Defect engineering of second-harmonic generation in nonlinear optical semiconductors

Abstract

Second-harmonic generation (SHG) plays a key role in developing modern optical devices and quantum optics, as they can expand the wavelength range provided by common laser sources. Conventionally, the modulation of SHG in nonlinear optical (NLO) materials heavily depends on various external effects. In this article, by developing the basic rules that comprise the interplay between defects and the SHG effect, we propose an alternative strategy to intrinsically regulate the SHG of NLO materials via defect engineering, which is feasible via controlling the growth conditions.
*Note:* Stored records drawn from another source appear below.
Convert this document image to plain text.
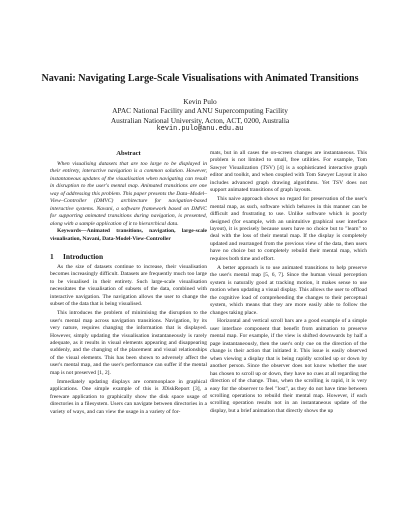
Navani: Navigating Large-Scale Visualisations with Animated Transitions
Kevin Pulo
APAC National Facility and ANU Supercomputing Facility
Australian National University, Acton, ACT, 0200, Australia
kevin.pulo@anu.edu.au
Abstract

When visualising datasets that are too large to be displayed in their entirety, interactive navigation is a common solution. However, instantaneous updates of the visualisation when navigating can result in disruption to the user's mental map. Animated transitions are one way of addressing this problem. This paper presents the Data–Model–View–Controller (DMVC) architecture for navigation-based interactive systems. Navani, a software framework based on DMVC for supporting animated transitions during navigation, is presented, along with a sample application of it to hierarchical data.

Keywords—Animated transitions, navigation, large-scale visualisation, Navani, Data-Model-View-Controller

1 Introduction

As the size of datasets continue to increase, their visualisation becomes increasingly difficult. Datasets are frequently much too large to be visualised in their entirety. Such large-scale visualisation necessitates the visualisation of subsets of the data, combined with interactive navigation. The navigation allows the user to change the subset of the data that is being visualised.

This introduces the problem of minimising the disruption to the user's mental map across navigation transitions. Navigation, by its very nature, requires changing the information that is displayed. However, simply updating the visualisation instantaneously is rarely adequate, as it results in visual elements appearing and disappearing suddenly, and the changing of the placement and visual relationships of the visual elements. This has been shown to adversely affect the user's mental map, and the user's performance can suffer if the mental map is not preserved [1, 2].

Immediately updating displays are commonplace in graphical applications. One simple example of this is JDiskReport [3], a freeware application to graphically show the disk space usage of directories in a filesystem. Users can navigate between directories in a variety of ways, and can view the usage in a variety of for-

mats, but in all cases the on-screen changes are instantaneous. This problem is not limited to small, free utilities. For example, Tom Sawyer Visualization (TSV) [4] is a sophisticated interactive graph editor and toolkit, and when coupled with Tom Sawyer Layout it also includes advanced graph drawing algorithms. Yet TSV does not support animated transitions of graph layouts.

This naive approach shows no regard for preservation of the user's mental map, as such, software which behaves in this manner can be difficult and frustrating to use. Unlike software which is poorly designed (for example, with an unintuitive graphical user interface layout), it is precisely because users have no choice but to "learn" to deal with the loss of their mental map. If the display is completely updated and rearranged from the previous view of the data, then users have no choice but to completely rebuild their mental map, which requires both time and effort.

A better approach is to use animated transitions to help preserve the user's mental map [5, 6, 7]. Since the human visual perception system is naturally good at tracking motion, it makes sense to use motion when updating a visual display. This allows the user to offload the cognitive load of comprehending the changes to their perceptual system, which means that they are more easily able to follow the changes taking place.

Horizontal and vertical scroll bars are a good example of a simple user interface component that benefit from animation to preserve mental map. For example, if the view is shifted downwards by half a page instantaneously, then the user's only cue on the direction of the change is their action that initiated it. This issue is easily observed when viewing a display that is being rapidly scrolled up or down by another person. Since the observer does not know whether the user has chosen to scroll up or down, they have no cues at all regarding the direction of the change. Thus, when the scrolling is rapid, it is very easy for the observer to feel "lost", as they do not have time between scrolling operations to rebuild their mental map. However, if each scrolling operation results not in an instantaneous update of the display, but a brief animation that directly shows the up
Using first-principles calculations, we demonstrate that the SHG susceptibility of KBe 2 BO 3 F 2 (KBBF), the only available deep-ultraviolet NLO material with a weak SHG effect, can be dramatically enhanced by nearly one order of magnitude under specific growth conditions. This is comparable to many other famous narrow-band gap NLO crystals. In general, our developed basic rules and material demonstration could be extended to other NLO systems. • The SHG of NLO materials can be intrinsically regulated via defect engineering • The SHG is affected by the in-gap defect level and the concentration of defects • The SHG of KBBF could be dramatically enhanced by nearly one order of magnitude Conventionally, the modulation of second-harmonic generation (SHG) in nonlinear optical (NLO) materials heavily depends on various external factors. By developing basic rules that consider the interplay between defects and the SHG effect, Li et al. propose a strategy to intrinsically regulate the SHG of NLO materials via defect engineering.